Nothing can be made out on the sixth and seventh shelves, but on the eighth, unfortunately partially obscured not only by Lortag but also but his table, we have:
  • Slee[...]
  • D. McFa[...]
Not much to go on there. I initially thought D. McFa[...] might be MCFA (which looks like it might refer to Middlesex County Football Association), but that requires us to ignore the D. and the small size of the c.

So there we have it. Lortag might look and act like a mild-mannered old gentleman, but his library gives us an insight into what's going on behind his calm exterior. He's definitely into some weird, indeed disturbing, stuff, as we might expect from a scholar in the Verminpit of Kakhabad. He also has a penchant for role-playing and fantasy fiction, whilst in his quieter moments he enjoys singing Dwarf hymns and reading about cute kittens.

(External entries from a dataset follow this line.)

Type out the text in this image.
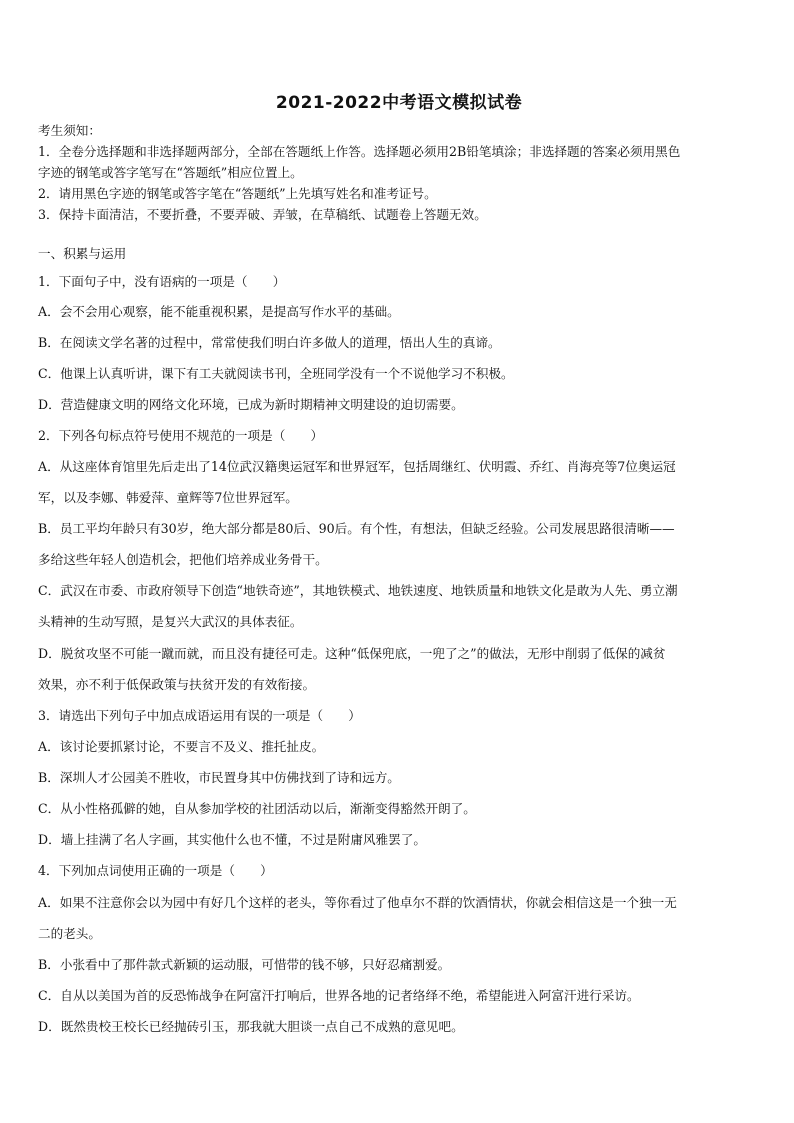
2021-2022中考语文模拟试卷
考生须知：
1．全卷分选择题和非选择题两部分，全部在答题纸上作答。选择题必须用2B铅笔填涂；非选择题的答案必须用黑色
字迹的钢笔或答字笔写在“答题纸”相应位置上。
2．请用黑色字迹的钢笔或答字笔在“答题纸”上先填写姓名和准考证号。
3．保持卡面清洁，不要折叠，不要弄破、弄皱，在草稿纸、试题卷上答题无效。
一、积累与运用
1．下面句子中，没有语病的一项是（　　）
A．会不会用心观察，能不能重视积累，是提高写作水平的基础。
B．在阅读文学名著的过程中，常常使我们明白许多做人的道理，悟出人生的真谛。
C．他课上认真听讲，课下有工夫就阅读书刊，全班同学没有一个不说他学习不积极。
D．营造健康文明的网络文化环境，已成为新时期精神文明建设的迫切需要。
2．下列各句标点符号使用不规范的一项是（　　）
A．从这座体育馆里先后走出了14位武汉籍奥运冠军和世界冠军，包括周继红、伏明霞、乔红、肖海亮等7位奥运冠
军，以及李娜、韩爱萍、童辉等7位世界冠军。
B．员工平均年龄只有30岁，绝大部分都是80后、90后。有个性，有想法，但缺乏经验。公司发展思路很清晰——
多给这些年轻人创造机会，把他们培养成业务骨干。
C．武汉在市委、市政府领导下创造“地铁奇迹”，其地铁模式、地铁速度、地铁质量和地铁文化是敢为人先、勇立潮
头精神的生动写照，是复兴大武汉的具体表征。
D．脱贫攻坚不可能一蹴而就，而且没有捷径可走。这种“低保兜底，一兜了之”的做法，无形中削弱了低保的减贫
效果，亦不利于低保政策与扶贫开发的有效衔接。
3．请选出下列句子中加点成语运用有误的一项是（　　）
A．该讨论要抓紧讨论，不要言不及义、推托扯皮。
B．深圳人才公园美不胜收，市民置身其中仿佛找到了诗和远方。
C．从小性格孤僻的她，自从参加学校的社团活动以后，渐渐变得豁然开朗了。
D．墙上挂满了名人字画，其实他什么也不懂，不过是附庸风雅罢了。
4．下列加点词使用正确的一项是（　　）
A．如果不注意你会以为园中有好几个这样的老头，等你看过了他卓尔不群的饮酒情状，你就会相信这是一个独一无
二的老头。
B．小张看中了那件款式新颖的运动服，可惜带的钱不够，只好忍痛割爱。
C．自从以美国为首的反恐怖战争在阿富汗打响后，世界各地的记者络绎不绝，希望能进入阿富汗进行采访。
D．既然贵校王校长已经抛砖引玉，那我就大胆谈一点自己不成熟的意见吧。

If you happen to have any other ideas about any of these weird and wonderful books titles, do let me know!


  1. Ahh, great stuff!

    Blanche Vol I -- could be a study of colors (starting with white);

    Bezelgue -- could be a name for the demon Belzebu. Like the name of the cultist of it;

    volumes II and III of something with a fleur-de-lis symbol on the spine -- surely books about the crest symbols of a noble house.

    White Dwarf 1-30 (or 1-36) --- I do envy him now.


    1. Is there a connection between Beelzebub and Bezelgue? That would be interesting!

  2. Is it possible to read that "D. McFa[...]" as something like "Donald McFarland" or a similar name (Donahue McFarlane)? As far as you know, has a name like that something related with John Blanche?

    1. Sounds possible, but I think we'd need John Blanche to explain, assuming he remembers!

  3. Replies
    1. Do tell more! I don't know anything about him or his possible connections with Blanche.

  4. I don't know anything apart from his games industry connection. Google him and you might find something I didn't.

  5. Voloder? Voloidon Carsak - who mapped the Cities of the Snake people?

    Jes? Jes Goodwin, Games workshop sculptor? Not sure about the dates, though.